Una Chiesa attenta ai giovani è una Chiesa famiglia di famiglie. Vi incoraggio nel vostro lavoro con le famiglie e per la famiglia, che vi sta impegnando in questo anno pastorale nella riflessione sull’educazione all’affettività e all’amore. E torno sull’argomento dei vecchi, perché l’ho a cuore. Un giovane che non ha imparato, che non sa accarezzare un anziano, gli manca qualcosa. E un anziano che non ha la pazienza di ascoltare i giovani, gli manca qualcosa. Tutti e due devono aiutarsi ad andare avanti insieme. L’educazione all’affettività e all’amore. E’ un lavoro che il Signore ci chiede di fare in modo particolare in questo tempo, che è un tempo difficile sia per la famiglia come istituzione e cellula-base della società, sia per le famiglie concrete, che sopportano buona parte del peso della crisi socio-economica senza ricevere in cambio un adeguato sostegno. Ma proprio quando la situazione è difficile, Dio fa sentire la sua vicinanza, la sua grazia, la forza profetica della sua Parola. E noi siamo chiamati ad essere testimoni, mediatori di questa vicinanza alle famiglie e di questa forza profetica per la famiglia. E anche qui mi fermo su un’altra cosa. Quando io confesso e viene una donna o un uomo giovane e mi dice che è stanco, che perde anche la pazienza con i figli perché ha tanto da fare, io, la prima domanda che faccio è: “Quanti figli ha?”, e dicono due, tre… E poi faccio un’altra domanda: “Lei gioca con i suoi figli?”. E tante volte ho sentito dai genitori, soprattutto dai papà: “Padre, quando io esco di casa loro ancora dormono, e quando torno sono a letto”. Questa situazione socio-economica chiude il bel rapporto dei genitori con i figli. Dobbiamo lavorare perché questo non avvenga, perché i genitori possano perdere il tempo giocando con i loro figli. Questo è importante!
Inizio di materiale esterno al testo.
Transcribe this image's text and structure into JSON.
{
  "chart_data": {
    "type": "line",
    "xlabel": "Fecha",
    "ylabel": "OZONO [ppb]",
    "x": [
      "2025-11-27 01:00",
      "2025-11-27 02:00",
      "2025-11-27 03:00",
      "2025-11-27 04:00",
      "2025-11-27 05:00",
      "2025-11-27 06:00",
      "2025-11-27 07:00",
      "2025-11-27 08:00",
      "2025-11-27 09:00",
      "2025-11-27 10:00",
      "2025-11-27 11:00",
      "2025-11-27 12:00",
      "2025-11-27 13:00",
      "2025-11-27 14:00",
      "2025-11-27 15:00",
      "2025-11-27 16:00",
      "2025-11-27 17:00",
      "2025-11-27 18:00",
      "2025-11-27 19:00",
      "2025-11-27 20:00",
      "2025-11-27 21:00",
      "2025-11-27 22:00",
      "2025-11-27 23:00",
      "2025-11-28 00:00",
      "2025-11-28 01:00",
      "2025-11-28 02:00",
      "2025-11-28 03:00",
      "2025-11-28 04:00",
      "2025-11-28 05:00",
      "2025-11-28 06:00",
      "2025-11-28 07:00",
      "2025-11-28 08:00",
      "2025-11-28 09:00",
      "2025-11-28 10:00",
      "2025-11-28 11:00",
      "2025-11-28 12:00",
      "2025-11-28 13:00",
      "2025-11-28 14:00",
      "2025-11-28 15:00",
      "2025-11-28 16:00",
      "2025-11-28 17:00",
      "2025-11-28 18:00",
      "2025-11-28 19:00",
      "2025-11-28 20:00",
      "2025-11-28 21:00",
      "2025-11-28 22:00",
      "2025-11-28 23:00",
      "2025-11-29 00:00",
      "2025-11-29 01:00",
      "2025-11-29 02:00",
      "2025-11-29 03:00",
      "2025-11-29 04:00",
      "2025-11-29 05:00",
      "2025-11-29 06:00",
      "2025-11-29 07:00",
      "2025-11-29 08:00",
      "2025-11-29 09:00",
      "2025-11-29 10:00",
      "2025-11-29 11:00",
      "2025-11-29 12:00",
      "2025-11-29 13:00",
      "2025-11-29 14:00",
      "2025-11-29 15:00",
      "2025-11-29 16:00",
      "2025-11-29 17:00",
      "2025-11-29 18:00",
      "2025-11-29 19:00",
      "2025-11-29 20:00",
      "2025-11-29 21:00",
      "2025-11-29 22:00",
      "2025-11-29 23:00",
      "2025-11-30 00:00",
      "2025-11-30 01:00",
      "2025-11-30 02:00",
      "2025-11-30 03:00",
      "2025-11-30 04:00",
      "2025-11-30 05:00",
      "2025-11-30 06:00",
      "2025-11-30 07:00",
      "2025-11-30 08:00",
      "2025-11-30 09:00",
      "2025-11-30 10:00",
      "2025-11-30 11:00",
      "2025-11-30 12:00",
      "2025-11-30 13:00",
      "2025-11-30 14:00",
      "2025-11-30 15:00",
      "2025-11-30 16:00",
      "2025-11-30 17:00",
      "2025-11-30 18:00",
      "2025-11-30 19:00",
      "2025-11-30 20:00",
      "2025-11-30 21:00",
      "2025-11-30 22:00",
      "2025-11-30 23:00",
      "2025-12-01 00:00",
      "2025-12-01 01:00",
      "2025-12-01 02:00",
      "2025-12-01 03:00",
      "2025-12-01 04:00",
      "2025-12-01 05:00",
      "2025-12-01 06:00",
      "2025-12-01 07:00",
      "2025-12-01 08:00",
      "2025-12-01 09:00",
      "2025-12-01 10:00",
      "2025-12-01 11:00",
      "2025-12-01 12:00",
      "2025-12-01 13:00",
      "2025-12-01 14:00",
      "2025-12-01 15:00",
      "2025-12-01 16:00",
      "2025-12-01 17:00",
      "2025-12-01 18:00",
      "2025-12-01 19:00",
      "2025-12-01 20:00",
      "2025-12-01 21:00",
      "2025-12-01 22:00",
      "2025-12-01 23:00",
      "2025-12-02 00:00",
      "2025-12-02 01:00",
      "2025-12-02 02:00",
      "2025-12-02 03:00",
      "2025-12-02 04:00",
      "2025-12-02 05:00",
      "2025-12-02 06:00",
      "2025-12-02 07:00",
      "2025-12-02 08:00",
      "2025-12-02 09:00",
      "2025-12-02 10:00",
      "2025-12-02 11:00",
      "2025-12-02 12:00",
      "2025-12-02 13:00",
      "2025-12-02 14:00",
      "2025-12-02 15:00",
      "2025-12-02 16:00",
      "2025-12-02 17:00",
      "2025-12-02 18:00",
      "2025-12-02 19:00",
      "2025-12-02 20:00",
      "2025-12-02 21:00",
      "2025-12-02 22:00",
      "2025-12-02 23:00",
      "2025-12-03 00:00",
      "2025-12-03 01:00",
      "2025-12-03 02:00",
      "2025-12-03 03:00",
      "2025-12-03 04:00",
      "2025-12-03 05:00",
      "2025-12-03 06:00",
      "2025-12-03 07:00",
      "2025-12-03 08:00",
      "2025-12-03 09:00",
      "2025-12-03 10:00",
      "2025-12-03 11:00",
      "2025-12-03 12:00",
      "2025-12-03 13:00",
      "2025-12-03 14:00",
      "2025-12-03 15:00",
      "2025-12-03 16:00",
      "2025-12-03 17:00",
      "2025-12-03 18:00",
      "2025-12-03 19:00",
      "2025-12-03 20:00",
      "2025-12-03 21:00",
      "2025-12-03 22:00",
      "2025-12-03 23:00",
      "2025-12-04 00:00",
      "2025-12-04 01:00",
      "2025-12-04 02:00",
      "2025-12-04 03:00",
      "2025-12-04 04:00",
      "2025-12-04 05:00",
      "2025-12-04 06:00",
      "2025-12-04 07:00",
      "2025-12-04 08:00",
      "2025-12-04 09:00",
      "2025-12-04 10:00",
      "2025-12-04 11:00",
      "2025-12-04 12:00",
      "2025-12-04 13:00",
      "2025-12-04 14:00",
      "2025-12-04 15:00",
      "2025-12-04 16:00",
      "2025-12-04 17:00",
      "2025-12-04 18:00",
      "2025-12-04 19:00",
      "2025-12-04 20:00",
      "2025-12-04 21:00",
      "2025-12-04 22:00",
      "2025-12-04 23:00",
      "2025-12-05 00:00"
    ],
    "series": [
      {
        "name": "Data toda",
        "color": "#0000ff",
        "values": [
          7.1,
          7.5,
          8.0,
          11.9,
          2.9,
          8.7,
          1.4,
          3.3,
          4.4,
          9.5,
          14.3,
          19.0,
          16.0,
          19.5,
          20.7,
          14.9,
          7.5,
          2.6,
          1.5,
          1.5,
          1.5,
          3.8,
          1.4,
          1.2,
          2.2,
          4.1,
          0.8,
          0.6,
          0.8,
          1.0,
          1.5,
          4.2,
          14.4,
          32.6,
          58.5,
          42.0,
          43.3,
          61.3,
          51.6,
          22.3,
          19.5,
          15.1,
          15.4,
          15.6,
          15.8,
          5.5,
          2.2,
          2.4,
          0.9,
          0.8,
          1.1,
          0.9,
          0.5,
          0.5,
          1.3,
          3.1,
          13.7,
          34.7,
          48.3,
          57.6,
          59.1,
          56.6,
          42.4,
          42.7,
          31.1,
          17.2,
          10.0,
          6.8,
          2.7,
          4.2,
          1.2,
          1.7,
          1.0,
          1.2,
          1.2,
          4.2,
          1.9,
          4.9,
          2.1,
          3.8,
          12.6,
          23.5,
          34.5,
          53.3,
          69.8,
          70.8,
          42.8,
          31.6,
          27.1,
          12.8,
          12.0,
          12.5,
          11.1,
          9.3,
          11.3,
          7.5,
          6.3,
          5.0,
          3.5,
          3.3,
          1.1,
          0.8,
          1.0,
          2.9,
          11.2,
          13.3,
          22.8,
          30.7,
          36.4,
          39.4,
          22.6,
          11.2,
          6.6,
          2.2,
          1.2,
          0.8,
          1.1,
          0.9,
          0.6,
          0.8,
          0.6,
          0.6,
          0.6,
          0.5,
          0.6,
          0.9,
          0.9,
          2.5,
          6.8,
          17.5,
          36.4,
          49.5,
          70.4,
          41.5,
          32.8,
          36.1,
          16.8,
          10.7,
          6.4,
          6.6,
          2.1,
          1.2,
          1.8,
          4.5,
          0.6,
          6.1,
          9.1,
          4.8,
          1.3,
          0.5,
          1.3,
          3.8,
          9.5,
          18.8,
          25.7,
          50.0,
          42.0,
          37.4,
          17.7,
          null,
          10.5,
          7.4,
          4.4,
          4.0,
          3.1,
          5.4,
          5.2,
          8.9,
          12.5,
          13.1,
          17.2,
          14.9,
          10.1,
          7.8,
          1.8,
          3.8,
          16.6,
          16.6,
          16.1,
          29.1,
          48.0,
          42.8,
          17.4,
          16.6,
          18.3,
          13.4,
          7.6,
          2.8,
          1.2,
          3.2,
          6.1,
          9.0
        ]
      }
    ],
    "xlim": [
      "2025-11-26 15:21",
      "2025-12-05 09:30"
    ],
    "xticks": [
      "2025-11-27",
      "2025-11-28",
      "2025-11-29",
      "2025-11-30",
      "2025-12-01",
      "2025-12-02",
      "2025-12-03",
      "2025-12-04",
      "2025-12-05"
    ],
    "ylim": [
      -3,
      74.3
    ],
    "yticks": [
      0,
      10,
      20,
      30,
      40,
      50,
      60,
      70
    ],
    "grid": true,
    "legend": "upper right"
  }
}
Cari sacerdoti… Voi non avete figli… sì, c’è uno là, greco-cattolico, che ne ha; ma voi non ne avete, e si dice che quando Dio non dà figli, il diavolo dà nipoti! Cari sacerdoti, a voi in modo speciale è affidato il ministero dell’incontro con Cristo; e questo presuppone il vostro incontro quotidiano con Lui, il vostro essere in Lui. Vi auguro di riscoprire continuamente, nelle diverse tappe del cammino personale e ministeriale, la gioia di essere preti. Non perdete questa gioia! Non perdetela. Forse vi aiuterà leggere i quattro numeri finali della Evangelii nuntiandi del Beato Paolo VI: parla di questo. La gioia. Non perdere la gioia. Tante volte la gente trova sacerdoti tristi, tutti ammusoniti, con la faccia da peperoncino all’aceto, e a me alcune volte viene da pensare: ma tu con cosa hai fatto colazione? Caffelatte o aceto? No. La gioia, la gioia! E se tu trovi il Signore, sarai gioioso. La gioia di essere preti, di essere chiamati dal Signore a seguirlo per portare la sua parola, il suo perdono, il suo amore, la sua grazia. La gioia di finire la giornata stanchi: questo è bello! E non avere bisogno delle pastiglie per dormire. Sei stanco, vai a letto e dormi da solo. È una chiamata che non finisce mai di stupirci, la chiamata del Signore. Ogni giorno essa ci viene rinnovata nella celebrazione eucaristica e nell’incontro con il popolo di Dio a cui siamo inviati. Il Signore vi aiuti a lavorare con gioia nella sua vigna come operai accoglienti, pazienti e soprattutto misericordiosi. Come era Gesù. E che possiate contagiare nelle persone e nelle comunità lo spirito missionario.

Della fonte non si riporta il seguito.